To understand big data workflows, you have to understand what a process is and how it relates to the workflow in data-intensive environments. Processes tend to be designed as high level, end-to-end structures useful for decision making and normalizing how things get done in a company or organization.
In contrast, workflows are task-oriented and often require more specific data than processes. Processes are comprised of one or more workflows relevant to the overall objective of the process.
In many ways, big data workflows are similar to standard workflows. In fact, in any workflow, data is necessary in the various phases to accomplish the tasks. Consider the workflow in a healthcare situation.

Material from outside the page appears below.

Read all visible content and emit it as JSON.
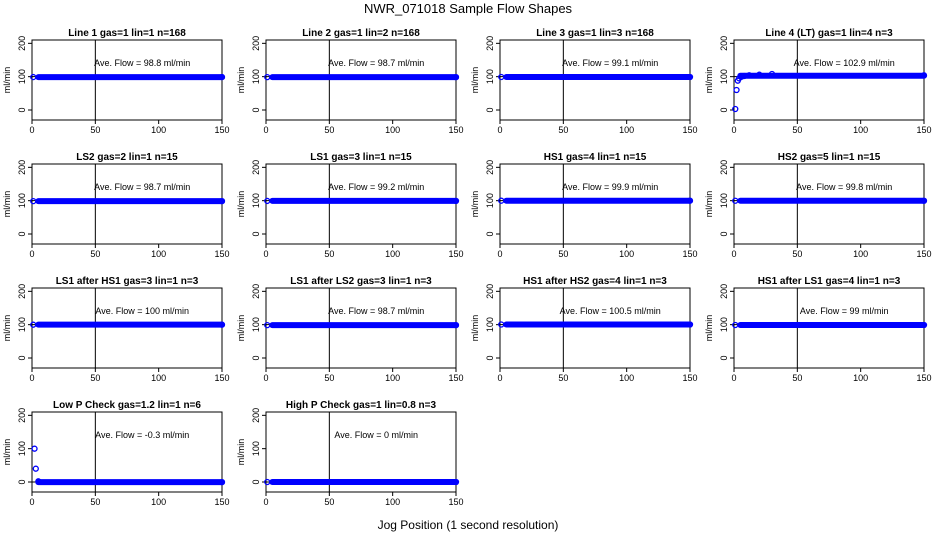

One elementary workflow is the process of “drawing blood.” Drawing blood is a necessary task required to complete the overall diagnostic process. If something happens and blood has not been drawn or the data from that blood test has been lost, it will be a direct impact on the veracity or truthfulness of the overall activity.
What happens when you introduce a workflow that depends on a big data source? Although you might be able to use existing workflows, you cannot assume that a process or workflow will work correctly by just substituting a big data source for a standard source. This may not work because standard data-processing methods do not have the processing approaches or performance to handle the complexity of the big data.
The healthcare example focuses on the need to conduct an analysis after the blood is drawn from the patient. In the standard data workflow, the blood is typed and then certain chemical tests are performed based on the requirements of the healthcare practitioner.
It is unlikely that this workflow understands the testing required for identifying specific biomarkers or genetic mutations. If you supplied big data sources for biomarkers and mutations, the workflow would fail. It is not big data aware and will need to be modified or rewritten to support big data.
The best practice for understanding workflows and the effect of big data is to do the following:
Identify the big data sources you need to use.
Map the big data types to your workflow data types.
Ensure that you have the processing speed and storage access to support your workflow.
Select the data store best suited to the data types.
Modify the existing workflow to accommodate big data or create new big data workflow.
After you have your big data workflows, it will be necessary to fine-tune these so they won’t overwhelm or contaminate your analysis. For example, many big data sources do not include well-defined data definitions and metadata about the elements of those sources. Sometimes, these data sources have not been cleaned. You need to make sure you have the right level of knowledge about the sources you are going to use.